Pentaho Releases “Filling the Data Lake” Big Data Blueprint for Hadoop
SAN JOSE, Calif., June 28, 2016 (GLOBE NEWSWIRE) – @HADOOPSUMMIT – @Pentaho, a @Hitachi Group Company, today announced “Filling the Data Lake”, a blueprint that helps organizations architect a modern data onboarding process for ingesting big data into #Hadoop data lakes that is flexible, scalable, and repeatable. Data management professionals can now offload the drudgery of the data preparation process and spend more time on higher value-added projects.
According to Ventana Research, big data projects require organizations to spend 46 percent of their time preparing data and 52 percent of their time checking for data quality and consistency. By following Pentaho’s “Filling the Data Lake” blueprint, organizations can manage a changing array of data sources, establish repeatable processes at scale and maintain control and governance along the way. With this capability, developers can easily scale ingestion processes and automate every step of the data pipeline.

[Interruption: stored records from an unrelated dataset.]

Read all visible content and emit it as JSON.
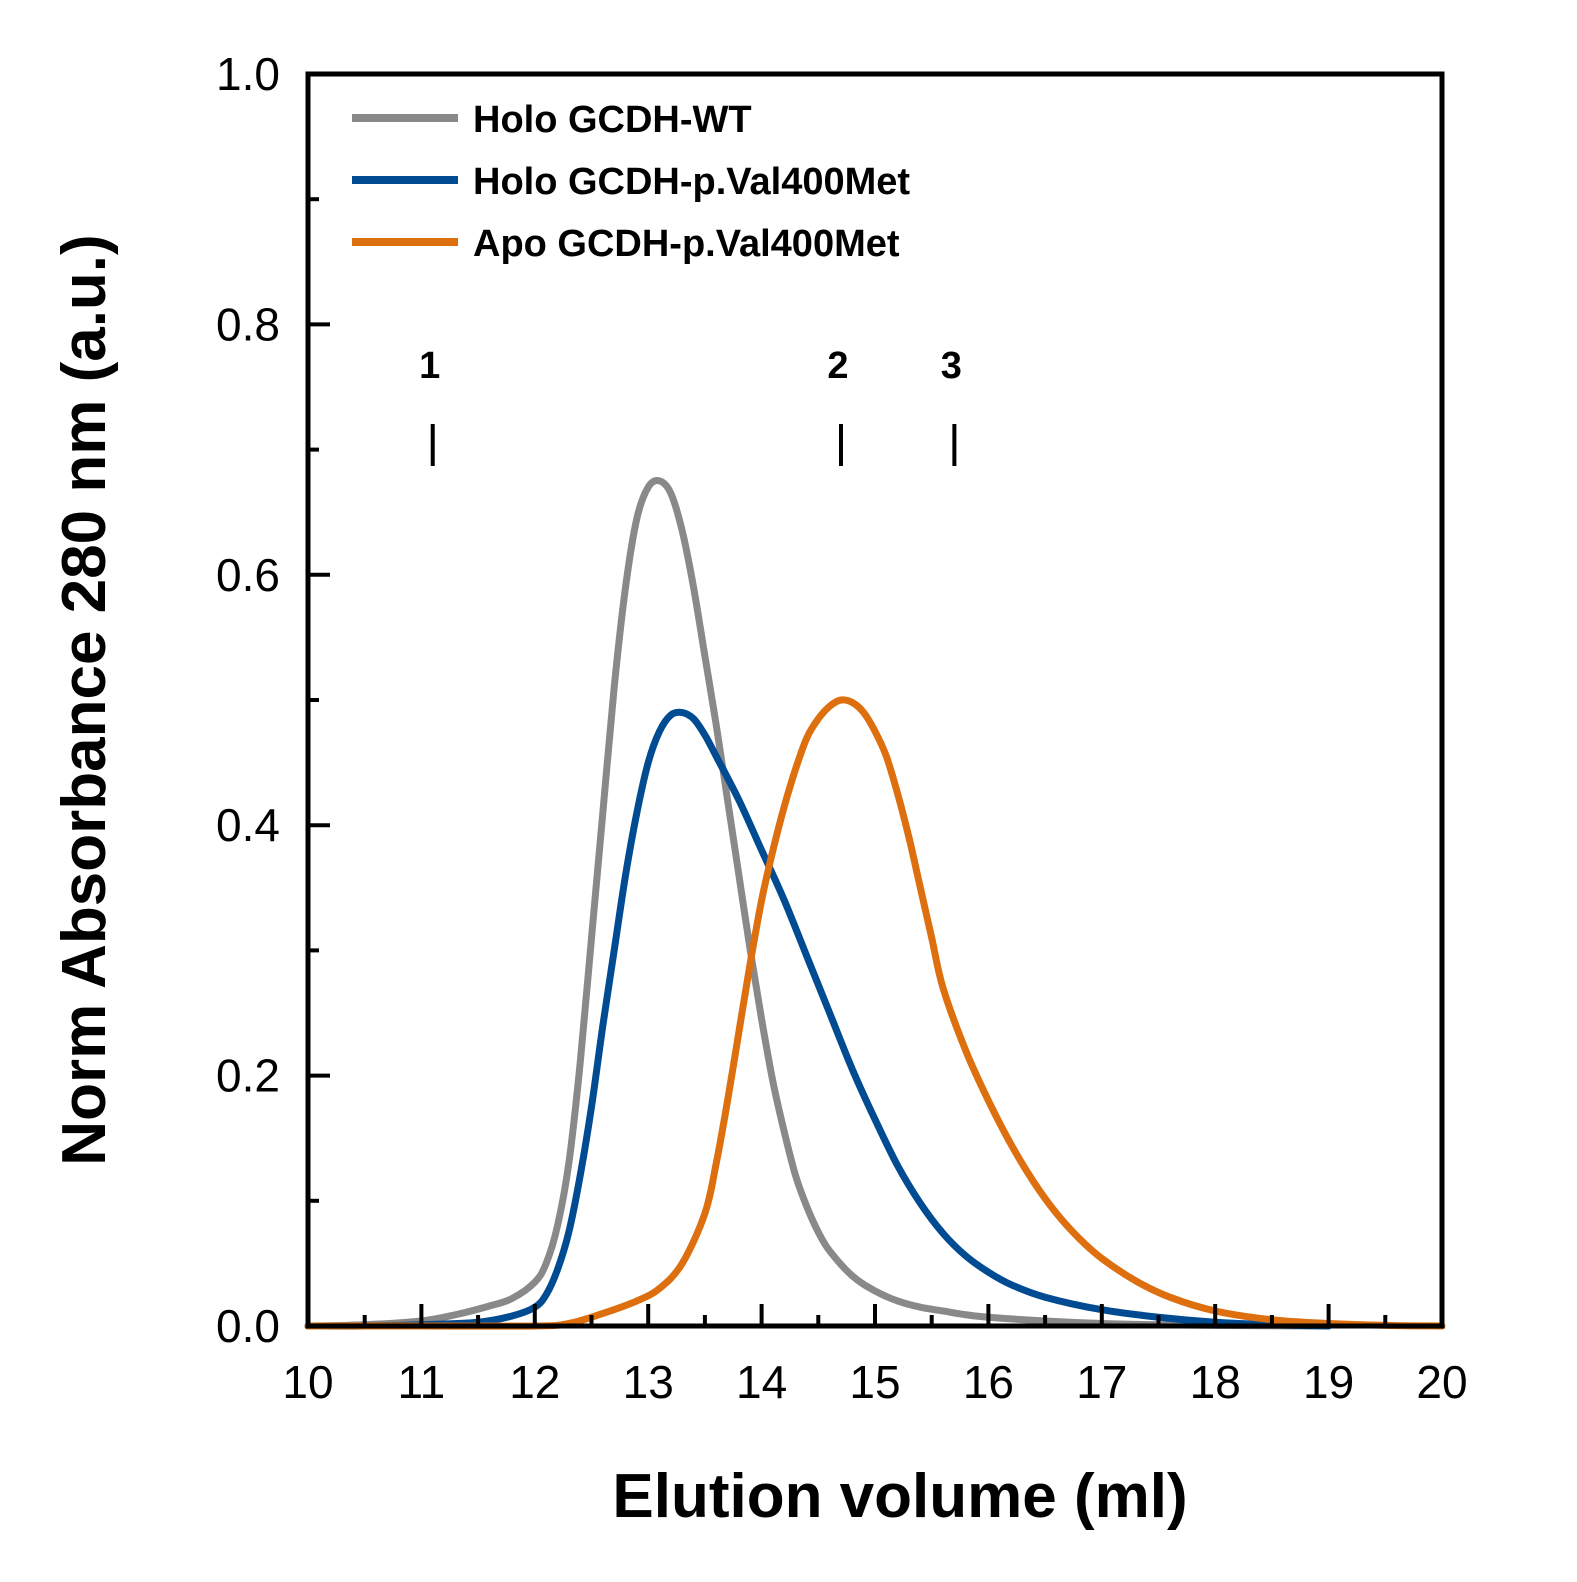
{
  "chart_data": {
    "type": "line",
    "title": "",
    "xlabel": "Elution volume (ml)",
    "ylabel": "Norm Absorbance 280 nm (a.u.)",
    "xlim": [
      10,
      20
    ],
    "ylim": [
      0.0,
      1.0
    ],
    "x_ticks": [
      10,
      11,
      12,
      13,
      14,
      15,
      16,
      17,
      18,
      19,
      20
    ],
    "x_tick_labels": [
      "10",
      "11",
      "12",
      "13",
      "14",
      "15",
      "16",
      "17",
      "18",
      "19",
      "20"
    ],
    "y_ticks": [
      0.0,
      0.2,
      0.4,
      0.6,
      0.8,
      1.0
    ],
    "y_tick_labels": [
      "0.0",
      "0.2",
      "0.4",
      "0.6",
      "0.8",
      "1.0"
    ],
    "legend_position": "top-left",
    "markers": [
      {
        "label": "1",
        "x": 11.1
      },
      {
        "label": "2",
        "x": 14.7
      },
      {
        "label": "3",
        "x": 15.7
      }
    ],
    "series": [
      {
        "name": "Holo GCDH-WT",
        "color": "#898989",
        "x": [
          10,
          10.5,
          11,
          11.3,
          11.6,
          11.8,
          12.0,
          12.1,
          12.2,
          12.3,
          12.4,
          12.5,
          12.6,
          12.7,
          12.8,
          12.9,
          13.0,
          13.1,
          13.2,
          13.3,
          13.4,
          13.5,
          13.6,
          13.7,
          13.8,
          13.9,
          14.0,
          14.1,
          14.2,
          14.3,
          14.4,
          14.5,
          14.6,
          14.8,
          15.0,
          15.2,
          15.4,
          15.6,
          15.8,
          16.0,
          16.5,
          17.0,
          17.5,
          18.0,
          18.5,
          19.0
        ],
        "values": [
          0.0,
          0.001,
          0.004,
          0.009,
          0.016,
          0.022,
          0.035,
          0.05,
          0.08,
          0.13,
          0.21,
          0.31,
          0.41,
          0.51,
          0.59,
          0.645,
          0.67,
          0.675,
          0.665,
          0.635,
          0.59,
          0.535,
          0.48,
          0.42,
          0.36,
          0.3,
          0.245,
          0.195,
          0.155,
          0.12,
          0.095,
          0.075,
          0.06,
          0.04,
          0.028,
          0.02,
          0.015,
          0.012,
          0.009,
          0.007,
          0.004,
          0.002,
          0.001,
          0.0005,
          0.0002,
          0.0
        ]
      },
      {
        "name": "Holo GCDH-p.Val400Met",
        "color": "#004b91",
        "x": [
          10,
          10.5,
          11,
          11.5,
          11.8,
          12.0,
          12.1,
          12.2,
          12.3,
          12.4,
          12.5,
          12.6,
          12.7,
          12.8,
          12.9,
          13.0,
          13.1,
          13.2,
          13.3,
          13.4,
          13.5,
          13.6,
          13.8,
          14.0,
          14.2,
          14.4,
          14.6,
          14.8,
          15.0,
          15.2,
          15.4,
          15.6,
          15.8,
          16.0,
          16.2,
          16.5,
          17.0,
          17.5,
          18.0,
          18.5,
          19.0
        ],
        "values": [
          0.0,
          0.0,
          0.001,
          0.003,
          0.008,
          0.015,
          0.025,
          0.045,
          0.075,
          0.12,
          0.175,
          0.24,
          0.3,
          0.36,
          0.41,
          0.45,
          0.475,
          0.488,
          0.49,
          0.485,
          0.472,
          0.455,
          0.42,
          0.38,
          0.34,
          0.295,
          0.25,
          0.205,
          0.165,
          0.128,
          0.098,
          0.074,
          0.056,
          0.043,
          0.033,
          0.023,
          0.013,
          0.007,
          0.003,
          0.001,
          0.0
        ]
      },
      {
        "name": "Apo GCDH-p.Val400Met",
        "color": "#dd6f0f",
        "x": [
          10,
          11,
          12,
          12.3,
          12.6,
          12.9,
          13.1,
          13.3,
          13.5,
          13.6,
          13.7,
          13.8,
          13.9,
          14.0,
          14.1,
          14.2,
          14.3,
          14.4,
          14.5,
          14.6,
          14.7,
          14.8,
          14.9,
          15.0,
          15.1,
          15.2,
          15.3,
          15.4,
          15.5,
          15.6,
          15.8,
          16.0,
          16.2,
          16.4,
          16.6,
          16.8,
          17.0,
          17.3,
          17.6,
          18.0,
          18.5,
          19.0,
          19.5,
          20.0
        ],
        "values": [
          0.0,
          0.0,
          0.0,
          0.002,
          0.01,
          0.02,
          0.03,
          0.05,
          0.09,
          0.13,
          0.18,
          0.235,
          0.29,
          0.34,
          0.38,
          0.415,
          0.445,
          0.47,
          0.485,
          0.495,
          0.5,
          0.498,
          0.49,
          0.475,
          0.455,
          0.425,
          0.39,
          0.35,
          0.31,
          0.27,
          0.22,
          0.18,
          0.145,
          0.115,
          0.09,
          0.07,
          0.054,
          0.036,
          0.023,
          0.012,
          0.005,
          0.002,
          0.0005,
          0.0
        ]
      }
    ]
  }
}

“With disparate sources of data numbering in the thousands, hand coding transformations for each source is time consuming and extremely difficult to manage and maintain,” said Chuck Yarbrough, Senior Director of Solutions Marketing at Pentaho, a Hitachi Group Company. “Developers and data analysts need the ability to create one process that can support many different data sources by detecting metadata on the fly and using it to dynamically generate instructions that drive transformation logic in an automated fashion.”